The Ballad of the Sad Café
- First edition
- Author: Carson McCullers
- Cover artist: R Murray
- Language: English
- Genre: Southern Gothic
- Published: 1951, Houghton Mifflin
- Publication place: United States
- OCLC: 1112597
- LC Class: PS3525.A1772 B3

= The Ballad of the Sad Café =

1951 book by Carson McCullers

The Ballad of the Sad Café, first published in 1951, is a book by Carson McCullers comprising a novella of the same title along with six short stories: "Wunderkind", "The Jockey", "Madame Zilensky and the King of Finland", "The Sojourner", "A Domestic Dilemma", and "A Tree, a Rock, a Cloud".

The first edition of the book also included McCullers' previously published novels The Heart Is a Lonely Hunter, Reflections in a Golden Eye, and The Member of the Wedding.

The American playwright Edward Albee adapted the novella as a stage play in 1963, which itself was adapted into a 1991 film of the same name starring Vanessa Redgrave and Keith Carradine.

==Plot of the novella==
"The Ballad of the Sad Cafe" opens in a small, isolated town in the Southern United States. The story introduces Miss Amelia Evans, strong in both body and mind, who is approached by a hunchbacked man with only a suitcase in hand who claims to be her kin.

When Miss Amelia, whom the townspeople see as a calculating woman who never acts without reason, takes the stranger into her home, rumors begin to circulate that Miss Amelia has done so in order to take what the hunchback has in his suitcase. When the rumors hit their peak, a group of eight men come to her store, sitting outside on the steps for the day and waiting to see if something will happen. Finally, they enter the store all at once and are stunned to see that the hunchback is alive and well. With everyone gathered inside, Miss Amelia brings out some liquor and crackers, which further shocks the men, as they have never witnessed Miss Amelia be hospitable enough to allow drinking inside her home. This is the beginning of the café. Miss Amelia and the hunchback, Cousin Lymon, unintentionally create a new tradition for the town, and the people gather inside the café on Sunday evenings, often until midnight.

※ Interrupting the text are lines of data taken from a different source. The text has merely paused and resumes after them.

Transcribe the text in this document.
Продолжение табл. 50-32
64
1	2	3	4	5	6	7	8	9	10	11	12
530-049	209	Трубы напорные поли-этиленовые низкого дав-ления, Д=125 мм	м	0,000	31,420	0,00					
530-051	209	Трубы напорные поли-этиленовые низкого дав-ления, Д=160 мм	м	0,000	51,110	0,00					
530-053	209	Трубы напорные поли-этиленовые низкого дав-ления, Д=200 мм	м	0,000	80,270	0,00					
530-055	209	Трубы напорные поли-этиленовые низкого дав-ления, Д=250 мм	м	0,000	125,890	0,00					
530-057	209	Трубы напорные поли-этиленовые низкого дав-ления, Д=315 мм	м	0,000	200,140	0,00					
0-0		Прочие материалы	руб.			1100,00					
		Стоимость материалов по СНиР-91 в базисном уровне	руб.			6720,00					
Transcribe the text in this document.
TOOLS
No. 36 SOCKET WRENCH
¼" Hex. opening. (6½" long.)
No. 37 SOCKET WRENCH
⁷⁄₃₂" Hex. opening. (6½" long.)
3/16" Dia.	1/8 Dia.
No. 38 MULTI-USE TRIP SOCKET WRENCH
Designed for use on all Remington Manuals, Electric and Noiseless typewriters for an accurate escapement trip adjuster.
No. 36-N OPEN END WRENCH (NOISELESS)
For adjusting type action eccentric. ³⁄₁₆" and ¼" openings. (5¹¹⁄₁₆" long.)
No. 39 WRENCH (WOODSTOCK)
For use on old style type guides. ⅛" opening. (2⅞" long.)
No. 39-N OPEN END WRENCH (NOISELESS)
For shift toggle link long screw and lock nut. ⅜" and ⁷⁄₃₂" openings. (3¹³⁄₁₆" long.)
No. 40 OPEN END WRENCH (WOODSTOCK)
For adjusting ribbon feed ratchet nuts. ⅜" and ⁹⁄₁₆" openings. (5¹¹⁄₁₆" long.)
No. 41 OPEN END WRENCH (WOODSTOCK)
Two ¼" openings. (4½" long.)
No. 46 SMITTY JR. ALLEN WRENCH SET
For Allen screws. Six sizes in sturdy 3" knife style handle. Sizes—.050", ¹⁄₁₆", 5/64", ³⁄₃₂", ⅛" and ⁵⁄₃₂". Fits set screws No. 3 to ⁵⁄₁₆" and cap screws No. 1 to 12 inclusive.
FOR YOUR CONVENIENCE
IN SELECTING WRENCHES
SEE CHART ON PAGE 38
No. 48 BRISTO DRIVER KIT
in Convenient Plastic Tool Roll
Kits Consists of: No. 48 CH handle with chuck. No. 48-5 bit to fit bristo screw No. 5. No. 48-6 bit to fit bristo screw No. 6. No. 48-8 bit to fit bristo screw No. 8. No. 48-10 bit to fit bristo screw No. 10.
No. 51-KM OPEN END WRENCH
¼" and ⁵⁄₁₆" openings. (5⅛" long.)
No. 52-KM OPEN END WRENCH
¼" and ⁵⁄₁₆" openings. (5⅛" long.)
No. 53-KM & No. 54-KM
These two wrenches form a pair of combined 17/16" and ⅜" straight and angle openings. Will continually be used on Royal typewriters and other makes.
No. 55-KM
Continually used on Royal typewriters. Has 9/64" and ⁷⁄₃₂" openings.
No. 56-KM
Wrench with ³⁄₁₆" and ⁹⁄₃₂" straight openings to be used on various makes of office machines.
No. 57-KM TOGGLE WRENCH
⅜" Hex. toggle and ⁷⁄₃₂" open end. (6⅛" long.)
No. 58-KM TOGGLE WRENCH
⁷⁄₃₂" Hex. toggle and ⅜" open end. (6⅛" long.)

It is apparent, though surprising, to the townspeople that Miss Amelia has fallen in love with Cousin Lymon, and has begun to change slightly. When the townspeople see this, they relate it to another odd incident in which Miss Amelia was also involved: the issue of her ten-day marriage. Miss Amelia had been married to a man named Marvin Macy, who was a vicious and cruel character before he fell in love with her. He changed his ways and became good-natured, but reverted to his old self when his love was rejected after a failed ten-day marriage in which he gave up everything he possessed. He broke out into a rage, committing a string of felonies before being caught and locked up in the state penitentiary.

When he is released, Marvin Macy returns to the town and begins to take advantage of Cousin Lymon's admiration for him, using him to crush Miss Amelia's heart. Macy and Miss Amelia engage in a physical fight, and just as Miss Amelia is about to take the upper hand, Lymon jumps her from behind, allowing Macy to prevail. Macy and Cousin Lymon ransack the café, break the still, steal Miss Amelia's curios and money, and disappear from town, leaving Miss Amelia alone.

The novella ends with "The Twelve Mortal Men", a brief passage about twelve men in a chain-gang, whose actions outline what happened in the town.

==Adaptations==
The Ballad of the Sad Café was adapted into a stage play of the same name by Edward Albee in 1963.

Albee's play was adapted by screenwriter Michael Hirst into a 1991 film of the same name starring Vanessa Redgrave and Keith Carradine.

"The Sad Café" is a song based on The Ballad of The Sad Café, recorded by New York-based rock band Streetlight Circus and included on their 2016 album Needle Down.

The Ballad of the Sad Café was inspiration for the 1987 film Bagdad Cafe, written and produced by Percy Adlon and his wife, Eleanore. Adlon also directed the film which starred Marianne Sägebrecht, CCH Pounder and Jack Palance.